All that glistens is not gold, and it doesn't have to be

Once you have the venue and food out of the way, the biggest expense at any wedding is hands-down the jewellery. In fact, the really extravagant bride might just be wearing bling that exceeds all expenses at the wedding, look like a giant, golden disco ball the entire day and then never use the over-the-top ornaments ever again. What on earth is the point? Yes, I know giving gold is a tradition, but so is child marriage in this part of the world—just saying. At the end of the day, there are much better things to invest in, so if you really want to save your parents and your in-laws a gargantuan and completely unnecessary expense, just forget the outdated status symbol that is gold. Chandni Chawk and its silver jewellers will be your best friends in this endeavour—use silver for your main jewellery set because it's easier to make more delicate designs with the metal, but feel free to use even cheaper metals for stuff like the giant bangles you'll never wear again. If you want, you can always take the jewellery back and turn it into its original silver colour again and wear it regularly, and you'll sleep well knowing you've saved tens of thousands, if not lakhs, with this simple substitute. And of course, there will be people who will know that what you're wearing is 'fake'--but why exactly do you care?

Dump the designer duds

I understand—when all you've been talking about is sari, sari and sari (or lehenga) and you've looked at 50,000 different styles, colours and prices, you reach a point where you look at a sari with a couple of lakh price tag and think it's a perfectly reasonable cost for an outfit for the most important day of your life. But hang on, that's exactly what it is—one day of your life, and you'll never, ever wear it again. So take my advice, forget the designers, forget Kolkata or Mumbai or wherever else people go nowadays—and just go to Mirpur. Especially if you're looking to wear something more traditional, Mirpur Benaroshi Polli is perfect for you. If you take your time and do proper research, you can even channel your inner Chanel and approach the weavers directly with your own design—and it'll be completely affordable.

Go rogue, go local

Speaking of your own design, if you're thinking of wearing a lehenga, I highly recommend finding your own weaver, using Mirpur Benaroshi silk and turning up in your magnificent, deshi finery—you'll look like a Mughal queen on your big day. If you want to have that added oomph going without throwing a bucketload of money at someone for it – add more embroidery or karchupi as we call it to really make your outfit unique. For this, one of the best places to go is Mohammadpur Bihari Camp and the area adjacent to it. You will find weavers who will do the most beautiful embroidery for you at bargain prices.
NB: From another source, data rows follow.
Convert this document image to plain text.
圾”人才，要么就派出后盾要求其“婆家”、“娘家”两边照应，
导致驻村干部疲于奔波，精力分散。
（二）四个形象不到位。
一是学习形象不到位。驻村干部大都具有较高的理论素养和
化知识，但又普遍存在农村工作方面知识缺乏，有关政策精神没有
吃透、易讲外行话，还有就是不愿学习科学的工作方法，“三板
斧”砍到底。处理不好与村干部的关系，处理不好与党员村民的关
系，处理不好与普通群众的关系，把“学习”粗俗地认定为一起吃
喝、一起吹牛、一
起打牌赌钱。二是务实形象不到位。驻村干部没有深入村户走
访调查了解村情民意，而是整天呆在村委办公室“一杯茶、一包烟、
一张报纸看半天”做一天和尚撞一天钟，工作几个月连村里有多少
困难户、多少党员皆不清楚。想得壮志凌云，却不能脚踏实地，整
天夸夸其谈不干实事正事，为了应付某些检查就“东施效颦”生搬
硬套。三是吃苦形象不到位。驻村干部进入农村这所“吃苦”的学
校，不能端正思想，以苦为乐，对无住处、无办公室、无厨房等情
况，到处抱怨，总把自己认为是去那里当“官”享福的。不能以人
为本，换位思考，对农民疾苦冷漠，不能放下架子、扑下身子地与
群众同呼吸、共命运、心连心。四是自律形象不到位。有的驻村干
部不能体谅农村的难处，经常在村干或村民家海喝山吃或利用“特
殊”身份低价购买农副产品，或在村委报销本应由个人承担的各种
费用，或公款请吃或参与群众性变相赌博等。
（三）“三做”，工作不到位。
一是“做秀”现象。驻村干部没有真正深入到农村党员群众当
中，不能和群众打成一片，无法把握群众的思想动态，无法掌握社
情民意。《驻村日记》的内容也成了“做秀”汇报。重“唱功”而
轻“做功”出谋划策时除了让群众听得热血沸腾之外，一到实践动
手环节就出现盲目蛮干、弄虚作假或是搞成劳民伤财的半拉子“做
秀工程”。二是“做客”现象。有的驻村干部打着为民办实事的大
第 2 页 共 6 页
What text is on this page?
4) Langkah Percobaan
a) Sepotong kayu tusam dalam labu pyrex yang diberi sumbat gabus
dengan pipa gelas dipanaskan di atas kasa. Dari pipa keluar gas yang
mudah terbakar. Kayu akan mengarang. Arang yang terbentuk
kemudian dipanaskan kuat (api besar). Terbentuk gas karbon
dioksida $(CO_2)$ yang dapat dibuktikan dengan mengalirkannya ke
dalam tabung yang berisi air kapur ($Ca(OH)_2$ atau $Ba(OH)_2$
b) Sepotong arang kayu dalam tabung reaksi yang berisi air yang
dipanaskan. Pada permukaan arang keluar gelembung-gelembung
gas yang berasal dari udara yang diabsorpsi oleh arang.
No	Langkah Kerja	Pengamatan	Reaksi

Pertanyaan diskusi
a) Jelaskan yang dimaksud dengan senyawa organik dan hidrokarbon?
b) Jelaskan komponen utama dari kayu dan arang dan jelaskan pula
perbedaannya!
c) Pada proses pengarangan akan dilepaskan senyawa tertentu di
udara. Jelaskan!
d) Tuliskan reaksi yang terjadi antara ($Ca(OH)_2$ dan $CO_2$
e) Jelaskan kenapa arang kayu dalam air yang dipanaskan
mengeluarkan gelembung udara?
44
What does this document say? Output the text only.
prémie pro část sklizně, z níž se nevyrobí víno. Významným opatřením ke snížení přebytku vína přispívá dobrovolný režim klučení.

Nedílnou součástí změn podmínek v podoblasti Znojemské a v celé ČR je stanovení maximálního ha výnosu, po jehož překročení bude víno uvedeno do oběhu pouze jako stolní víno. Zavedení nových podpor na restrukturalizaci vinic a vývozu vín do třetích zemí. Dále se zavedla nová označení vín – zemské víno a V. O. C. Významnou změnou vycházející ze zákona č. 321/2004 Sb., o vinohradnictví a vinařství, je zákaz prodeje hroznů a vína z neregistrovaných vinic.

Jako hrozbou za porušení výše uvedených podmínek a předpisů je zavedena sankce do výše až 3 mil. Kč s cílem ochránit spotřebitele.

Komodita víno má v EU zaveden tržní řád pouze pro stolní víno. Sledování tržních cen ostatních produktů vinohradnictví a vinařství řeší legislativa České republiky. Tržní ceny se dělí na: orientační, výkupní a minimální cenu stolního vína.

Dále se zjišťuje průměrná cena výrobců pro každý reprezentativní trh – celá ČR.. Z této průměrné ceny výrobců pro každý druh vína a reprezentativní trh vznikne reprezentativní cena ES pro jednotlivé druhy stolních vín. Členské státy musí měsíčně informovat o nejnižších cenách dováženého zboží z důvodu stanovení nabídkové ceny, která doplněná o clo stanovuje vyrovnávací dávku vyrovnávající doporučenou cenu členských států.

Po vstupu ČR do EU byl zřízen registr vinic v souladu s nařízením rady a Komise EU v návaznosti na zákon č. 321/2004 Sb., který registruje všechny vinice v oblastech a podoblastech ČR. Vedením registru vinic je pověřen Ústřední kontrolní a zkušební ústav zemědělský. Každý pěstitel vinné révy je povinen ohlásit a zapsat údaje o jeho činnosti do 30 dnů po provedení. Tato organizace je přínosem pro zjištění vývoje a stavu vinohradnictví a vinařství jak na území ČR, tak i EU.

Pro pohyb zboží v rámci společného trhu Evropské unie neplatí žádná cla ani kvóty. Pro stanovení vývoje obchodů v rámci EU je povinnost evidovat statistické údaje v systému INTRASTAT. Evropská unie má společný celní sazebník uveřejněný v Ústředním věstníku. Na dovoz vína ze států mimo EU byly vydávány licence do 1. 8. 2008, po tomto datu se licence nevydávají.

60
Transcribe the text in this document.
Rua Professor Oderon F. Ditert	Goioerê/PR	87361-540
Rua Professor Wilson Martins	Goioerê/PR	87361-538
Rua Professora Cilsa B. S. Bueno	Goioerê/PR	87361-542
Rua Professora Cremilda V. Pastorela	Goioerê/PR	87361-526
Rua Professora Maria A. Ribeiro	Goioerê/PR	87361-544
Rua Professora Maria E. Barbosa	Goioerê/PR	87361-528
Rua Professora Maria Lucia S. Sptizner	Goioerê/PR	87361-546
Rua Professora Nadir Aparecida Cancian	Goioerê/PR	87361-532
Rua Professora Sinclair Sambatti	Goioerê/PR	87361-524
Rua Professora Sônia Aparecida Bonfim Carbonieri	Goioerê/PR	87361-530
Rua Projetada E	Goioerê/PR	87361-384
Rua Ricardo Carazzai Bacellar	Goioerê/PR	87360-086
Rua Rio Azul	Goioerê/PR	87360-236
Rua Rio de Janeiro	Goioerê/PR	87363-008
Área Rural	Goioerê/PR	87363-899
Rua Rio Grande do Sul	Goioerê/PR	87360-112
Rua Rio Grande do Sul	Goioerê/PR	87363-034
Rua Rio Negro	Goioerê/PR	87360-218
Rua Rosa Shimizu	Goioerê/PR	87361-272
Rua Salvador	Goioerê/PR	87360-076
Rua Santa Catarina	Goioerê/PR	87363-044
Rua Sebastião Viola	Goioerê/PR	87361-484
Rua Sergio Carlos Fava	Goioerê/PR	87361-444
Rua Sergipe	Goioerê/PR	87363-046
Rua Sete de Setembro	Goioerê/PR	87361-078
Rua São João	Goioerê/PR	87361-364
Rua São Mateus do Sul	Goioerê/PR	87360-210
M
The only setback to this is that you will have to bring your own designs, so really put your thinking cap on and do your research on what you want. Pinterest will be your most faithful companion in this.

Put on your own war paint

If you are a makeup aficionado yourself, there is absolutely no reason why you should pay tens of thousands to have someone else do your makeup. I know it can be nerve wracking (what if you do it wrong?) and you will have so many things on your plate, but it really is a good investment to make. And there is genuinely every makeup tutorial under the sun available on YouTube, so again, a little research can go a long way. If you're not confident you can do it yourself, recruit a friend who can. Just make sure they know exactly what you want, and definitely do some trial sessions. A close friend will be more likely to make you look more like yourself, and a personal experience like this will only add to your book of wedding memories to cherish.